For Argentina under Milei, Chile under Kast, and Peru under its incoming government, the question is whether to engage Chinese capital aggressively (as Ecuador and Bolivia have) or pursue Western-aligned alternatives (as Argentina is doing through RIGI’s Western-investor focus). Ecuador’s Cangrejos deal locks in the Chinese option for at least one major asset.
What This Means for Investors
For mining-equity investors, the deal validates the Lumina Gold acquisition thesis and supports CMOC’s broader diversification narrative. CMOC stock has been one of the better-performing major Chinese mining names in 2025 and 2026, reflecting confidence in its operational expansion strategy.
For Ecuadorian sovereign-bond investors, the contract improves the structural fiscal trajectory at the margin.
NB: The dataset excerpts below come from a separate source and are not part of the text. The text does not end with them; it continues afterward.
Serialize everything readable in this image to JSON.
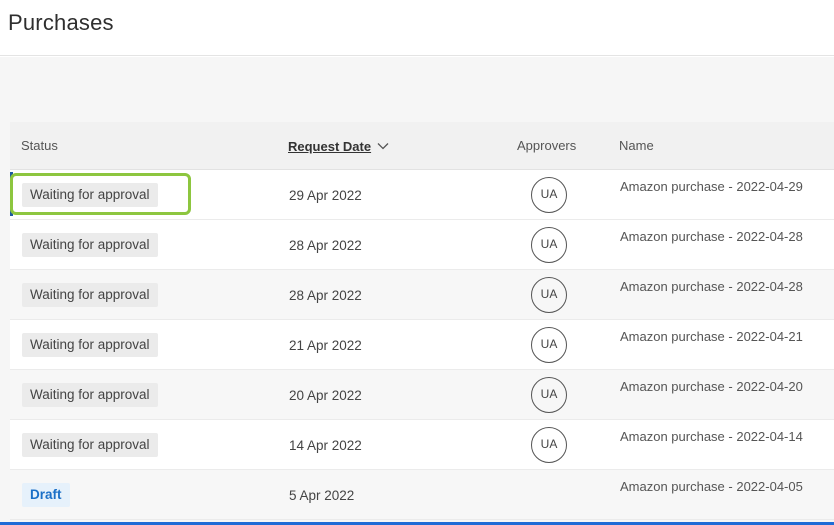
{
  "page": {
    "title": "Purchases"
  },
  "table": {
    "headers": {
      "status": "Status",
      "request_date": "Request Date",
      "approvers": "Approvers",
      "name": "Name"
    },
    "sort": {
      "column": "Request Date",
      "direction": "descending",
      "icon": "chevron-down-icon"
    },
    "rows": [
      {
        "status": "Waiting for approval",
        "request_date": "29 Apr 2022",
        "approver": "UA",
        "name": "Amazon purchase - 2022-04-29"
      },
      {
        "status": "Waiting for approval",
        "request_date": "28 Apr 2022",
        "approver": "UA",
        "name": "Amazon purchase - 2022-04-28"
      },
      {
        "status": "Waiting for approval",
        "request_date": "28 Apr 2022",
        "approver": "UA",
        "name": "Amazon purchase - 2022-04-28"
      },
      {
        "status": "Waiting for approval",
        "request_date": "21 Apr 2022",
        "approver": "UA",
        "name": "Amazon purchase - 2022-04-21"
      },
      {
        "status": "Waiting for approval",
        "request_date": "20 Apr 2022",
        "approver": "UA",
        "name": "Amazon purchase - 2022-04-20"
      },
      {
        "status": "Waiting for approval",
        "request_date": "14 Apr 2022",
        "approver": "UA",
        "name": "Amazon purchase - 2022-04-14"
      },
      {
        "status": "Draft",
        "request_date": "5 Apr 2022",
        "approver": "",
        "name": "Amazon purchase - 2022-04-05"
      }
    ]
  },
  "colors": {
    "focus_ring": "#8dc63f",
    "selection_bar": "#1e5aa0",
    "draft_text": "#1a6fc7",
    "draft_background": "#e6f1fb",
    "status_background": "#ebebeb"
  }
}
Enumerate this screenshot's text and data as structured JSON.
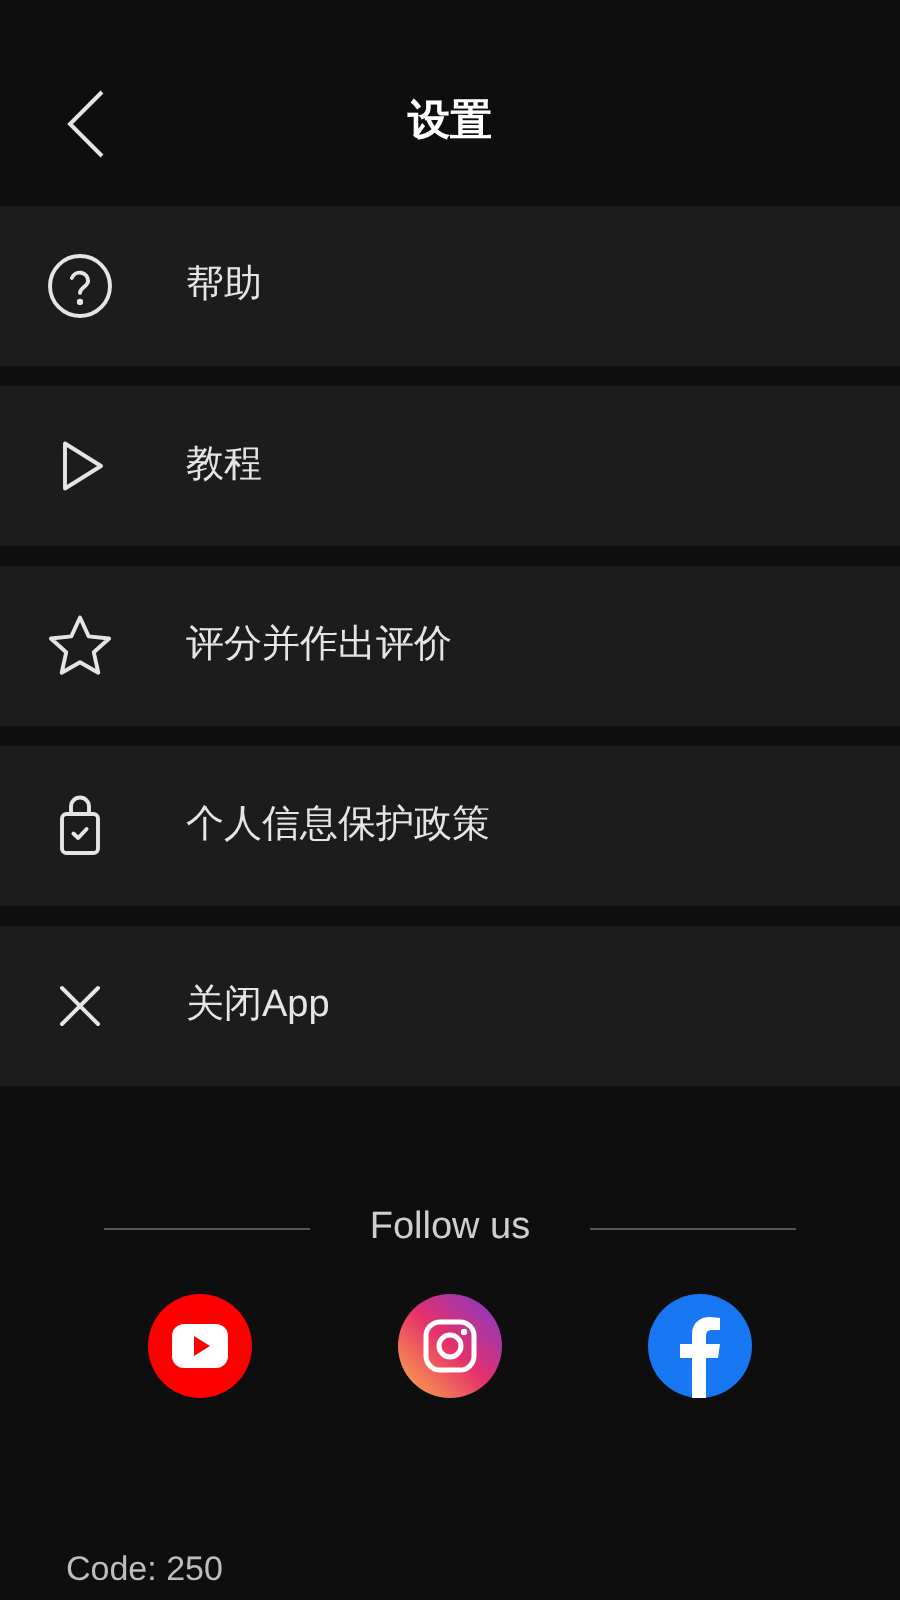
{
  "header": {
    "title": "设置"
  },
  "menu": [
    {
      "kind": "help",
      "label": "帮助"
    },
    {
      "kind": "play",
      "label": "教程"
    },
    {
      "kind": "star",
      "label": "评分并作出评价"
    },
    {
      "kind": "lock",
      "label": "个人信息保护政策"
    },
    {
      "kind": "close",
      "label": "关闭App"
    }
  ],
  "follow": {
    "label": "Follow us",
    "links": [
      {
        "kind": "youtube"
      },
      {
        "kind": "instagram"
      },
      {
        "kind": "facebook"
      }
    ]
  },
  "code": "Code: 250"
}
The advance royalty payments provide near-term cash.
The 26-year revenue stream supports longer-duration credit assumptions. Ecuador’s sovereign credit has been pressured by political uncertainty — the Cangrejos signing pushes back against that pressure.
The structural read is sharper. Latin America’s mining cycle is now in a structural growth phase driven by electrification demand, copper supply deficits, and gold’s safe-haven role amid geopolitical instability.
Chinese capital is positioning aggressively. Western capital remains less coordinated despite specific successes like Argentina’s RIGI.
The Ecuador-CMOC contract is one more data point in a pattern that will reshape Latin American mineral flows for the next two decades.